H&R Block offers a variety of financial services, and the company just signed an interesting new deal with Pageonce. The H&R Block Tax Center will now appear on the Pageonce Money & Bills app, which is currently out for both Android and iOS. This new feature allows customers to utilize H&R Block's tax products and services or find a H&R Block office that's nearby. H&R Block also has its own mobile apps as well as a new partnership with Sears (SHLD). This stock offers a dividend yield of 4.8%, and I have reason to believe that will go up. The company had approximately $450 million of free cash flow in 2011, and a large portion of that was used to buy back stock. As H&R Block continues to solidify its business model, H&R Block will be able to predict with greater accuracy how much of a dividend it can offer to pay out. Specifically, I believe that larger portions of the cash flow will used for dividends in the future. Also, with the latest hoopla about taxes for wealthy citizens like Mitt Romney and Warren Buffett, I wouldn't be surprised if changes in the tax code are made. That would make H&R Block's services more valuable as an expert in this matter.
Encana Corporation is a major integrated oil and gas company, although most of its operations are related to natural gas in one way or another. That has caused the company to be heavily reliant on the price of natural gas, which has turned off some investors. I believe this stock makes sense for the right portfolio, however. For the investor looking for some exposure to natural gas, a dividend yield of 4.1% is certainly a nice way to get here. On the other hand, a look at the statement of cash flow proves that this company is in a strange financial position.
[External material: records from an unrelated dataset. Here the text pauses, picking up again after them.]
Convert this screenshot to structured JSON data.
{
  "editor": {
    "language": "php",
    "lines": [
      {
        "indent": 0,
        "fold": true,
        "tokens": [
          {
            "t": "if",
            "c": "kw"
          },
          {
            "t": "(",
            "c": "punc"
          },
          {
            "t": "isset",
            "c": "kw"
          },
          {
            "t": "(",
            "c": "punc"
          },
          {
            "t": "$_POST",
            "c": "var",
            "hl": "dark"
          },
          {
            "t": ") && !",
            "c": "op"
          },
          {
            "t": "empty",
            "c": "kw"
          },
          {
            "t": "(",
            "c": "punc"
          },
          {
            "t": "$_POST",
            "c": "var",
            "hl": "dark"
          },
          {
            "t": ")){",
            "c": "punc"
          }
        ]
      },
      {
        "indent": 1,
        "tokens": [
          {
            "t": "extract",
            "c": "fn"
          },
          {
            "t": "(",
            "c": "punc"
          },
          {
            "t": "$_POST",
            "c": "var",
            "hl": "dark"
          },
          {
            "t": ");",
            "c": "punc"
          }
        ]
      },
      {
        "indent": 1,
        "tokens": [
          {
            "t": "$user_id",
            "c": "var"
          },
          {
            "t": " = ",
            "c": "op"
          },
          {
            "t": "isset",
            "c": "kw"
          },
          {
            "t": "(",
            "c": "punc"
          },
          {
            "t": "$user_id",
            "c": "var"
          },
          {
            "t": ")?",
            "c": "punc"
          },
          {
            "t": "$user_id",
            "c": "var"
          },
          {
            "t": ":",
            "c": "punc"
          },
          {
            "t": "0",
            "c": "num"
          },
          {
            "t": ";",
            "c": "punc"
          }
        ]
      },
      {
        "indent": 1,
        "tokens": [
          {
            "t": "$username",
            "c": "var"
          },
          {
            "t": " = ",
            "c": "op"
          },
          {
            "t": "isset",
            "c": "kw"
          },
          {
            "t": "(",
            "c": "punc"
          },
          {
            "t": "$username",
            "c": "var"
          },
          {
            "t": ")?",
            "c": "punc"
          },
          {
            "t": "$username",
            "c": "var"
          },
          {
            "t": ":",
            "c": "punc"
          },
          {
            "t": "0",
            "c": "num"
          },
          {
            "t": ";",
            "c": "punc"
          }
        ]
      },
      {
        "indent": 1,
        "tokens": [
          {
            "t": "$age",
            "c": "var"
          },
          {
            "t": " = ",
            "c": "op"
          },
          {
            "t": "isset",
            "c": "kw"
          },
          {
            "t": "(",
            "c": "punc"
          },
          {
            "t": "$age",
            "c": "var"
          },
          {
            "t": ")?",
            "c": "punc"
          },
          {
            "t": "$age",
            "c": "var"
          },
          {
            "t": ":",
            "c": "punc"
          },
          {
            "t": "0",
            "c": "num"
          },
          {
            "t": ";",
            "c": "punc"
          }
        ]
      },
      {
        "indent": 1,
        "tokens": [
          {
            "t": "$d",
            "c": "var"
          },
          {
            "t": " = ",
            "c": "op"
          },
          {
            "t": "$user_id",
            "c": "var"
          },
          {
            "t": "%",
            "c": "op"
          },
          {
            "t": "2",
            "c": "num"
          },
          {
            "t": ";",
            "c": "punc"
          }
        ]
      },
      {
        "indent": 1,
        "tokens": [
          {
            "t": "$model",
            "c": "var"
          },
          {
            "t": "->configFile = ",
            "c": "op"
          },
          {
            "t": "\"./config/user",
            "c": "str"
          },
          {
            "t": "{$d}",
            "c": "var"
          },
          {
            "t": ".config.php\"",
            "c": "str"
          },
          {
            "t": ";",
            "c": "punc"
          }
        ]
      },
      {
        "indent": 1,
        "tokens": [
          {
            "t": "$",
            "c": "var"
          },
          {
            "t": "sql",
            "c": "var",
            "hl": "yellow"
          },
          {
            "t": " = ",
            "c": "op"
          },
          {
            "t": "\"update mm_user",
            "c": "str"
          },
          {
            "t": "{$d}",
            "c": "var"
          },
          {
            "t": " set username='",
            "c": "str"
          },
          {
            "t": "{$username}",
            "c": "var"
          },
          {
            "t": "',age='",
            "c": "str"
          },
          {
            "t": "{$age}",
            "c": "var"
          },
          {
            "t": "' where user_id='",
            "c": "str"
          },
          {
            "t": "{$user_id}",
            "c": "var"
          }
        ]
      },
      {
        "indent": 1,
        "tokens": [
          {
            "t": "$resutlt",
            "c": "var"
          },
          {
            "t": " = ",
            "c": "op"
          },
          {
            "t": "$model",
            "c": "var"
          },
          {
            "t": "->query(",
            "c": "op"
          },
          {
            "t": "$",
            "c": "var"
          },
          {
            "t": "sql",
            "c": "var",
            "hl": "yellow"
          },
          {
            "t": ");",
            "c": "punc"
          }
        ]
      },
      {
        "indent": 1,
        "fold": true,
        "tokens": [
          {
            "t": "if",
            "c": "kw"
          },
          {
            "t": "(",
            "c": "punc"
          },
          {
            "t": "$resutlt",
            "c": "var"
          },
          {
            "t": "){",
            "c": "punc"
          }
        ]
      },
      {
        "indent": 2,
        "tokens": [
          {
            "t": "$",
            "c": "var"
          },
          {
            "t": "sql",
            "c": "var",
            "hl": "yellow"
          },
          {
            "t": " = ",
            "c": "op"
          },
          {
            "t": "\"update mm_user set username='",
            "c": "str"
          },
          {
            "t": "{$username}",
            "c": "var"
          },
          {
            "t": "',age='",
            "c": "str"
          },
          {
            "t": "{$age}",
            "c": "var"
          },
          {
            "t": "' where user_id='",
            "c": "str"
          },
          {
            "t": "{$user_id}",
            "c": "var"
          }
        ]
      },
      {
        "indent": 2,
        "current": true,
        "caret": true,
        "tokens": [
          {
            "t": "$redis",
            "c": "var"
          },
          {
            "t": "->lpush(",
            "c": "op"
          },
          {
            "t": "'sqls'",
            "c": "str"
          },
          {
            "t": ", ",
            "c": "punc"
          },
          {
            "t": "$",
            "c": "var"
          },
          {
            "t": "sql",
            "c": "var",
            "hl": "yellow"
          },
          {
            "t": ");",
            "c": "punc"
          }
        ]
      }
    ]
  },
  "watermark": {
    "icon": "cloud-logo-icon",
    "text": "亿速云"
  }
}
With significant free cash outflows in 2010 and the first three quarters of 2011, this company is essentially financing its dividend by taking on more debt. That can work in some situations, but it's particularly hard to justify when the company is so reliant on the price of one commodity. I think most investor will find Apache (APA) or Chesapeake Energy (CHK) more to their liking. These stocks offer much lower dividend yields (0.60% and 1.60% respectively) but could see notable price appreciation. Low price to earnings and price/earnings to growth ratios also make Apache and Chesapeake Energy very attractive.